A consequence of this is that forest fringes are often targeted. Officials said farmers looking to avoid the criminalities associated with cultivating cannabis on their lands, were burning portions of forest land to clear a patch for cultivation.

Forest Department officials suspect the fire in the Ambligolla reserve forest on February 18 — which resulted in 250 acres of forest being reduced to cinders — was done by potential ganja growers. The suspicion comes out of experience. In 2012, 500 acres were burnt in the Shettyhalli Wildlife Sanctuary and the next year, excise and police officials found ganja cultivation in those patches.

Coincidentally, these cleared portions are seeing a rise in applications for regularisation of unauthorised cultivation of forest/government lands under the Forest Rights Act or under the Bagair Hukum scheme. Channabasappa K., Additional Deputy Commissioner said these applications were being rejected, and the police and excise departments requested to provide information on their arrests to weed out these applications.
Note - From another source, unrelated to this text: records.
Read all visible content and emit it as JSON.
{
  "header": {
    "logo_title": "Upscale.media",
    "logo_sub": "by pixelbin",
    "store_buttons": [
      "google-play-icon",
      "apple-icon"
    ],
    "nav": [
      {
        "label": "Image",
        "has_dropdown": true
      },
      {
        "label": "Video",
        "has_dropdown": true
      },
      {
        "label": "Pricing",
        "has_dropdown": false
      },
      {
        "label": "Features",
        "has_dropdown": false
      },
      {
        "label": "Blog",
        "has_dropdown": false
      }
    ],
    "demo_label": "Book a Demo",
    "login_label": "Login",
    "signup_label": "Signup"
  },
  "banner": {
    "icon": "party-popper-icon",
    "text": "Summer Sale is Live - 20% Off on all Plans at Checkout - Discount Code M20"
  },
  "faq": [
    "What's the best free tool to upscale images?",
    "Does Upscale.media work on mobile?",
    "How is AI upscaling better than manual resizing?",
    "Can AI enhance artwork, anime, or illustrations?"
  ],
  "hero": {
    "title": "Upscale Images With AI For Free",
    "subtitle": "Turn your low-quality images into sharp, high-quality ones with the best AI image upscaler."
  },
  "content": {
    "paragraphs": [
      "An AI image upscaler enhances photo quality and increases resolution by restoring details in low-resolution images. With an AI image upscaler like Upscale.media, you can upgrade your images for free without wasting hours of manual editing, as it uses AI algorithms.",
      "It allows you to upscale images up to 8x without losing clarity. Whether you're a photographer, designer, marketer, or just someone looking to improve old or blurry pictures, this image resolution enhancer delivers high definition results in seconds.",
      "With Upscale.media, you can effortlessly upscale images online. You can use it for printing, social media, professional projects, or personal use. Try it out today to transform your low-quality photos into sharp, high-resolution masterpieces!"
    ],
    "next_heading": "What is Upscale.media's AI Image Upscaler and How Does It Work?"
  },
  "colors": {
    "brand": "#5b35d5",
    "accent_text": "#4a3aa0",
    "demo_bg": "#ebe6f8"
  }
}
The hills and mountains of the district provide a fertile ground for cannabis cultivation, and it has seeped into a few traditions of the region. Francis Buchanan-Hamilton, the Scottish physician and geographer with the British East India Company, had noted ganja cultivation during his travels in the late 18th century. A mixture of flowers, ganja seeds and semi-liquid jaggery is a drink made by farmers (similar to bhaang in the North). These used to be prepared in the region in moderate quantities during the harvest season.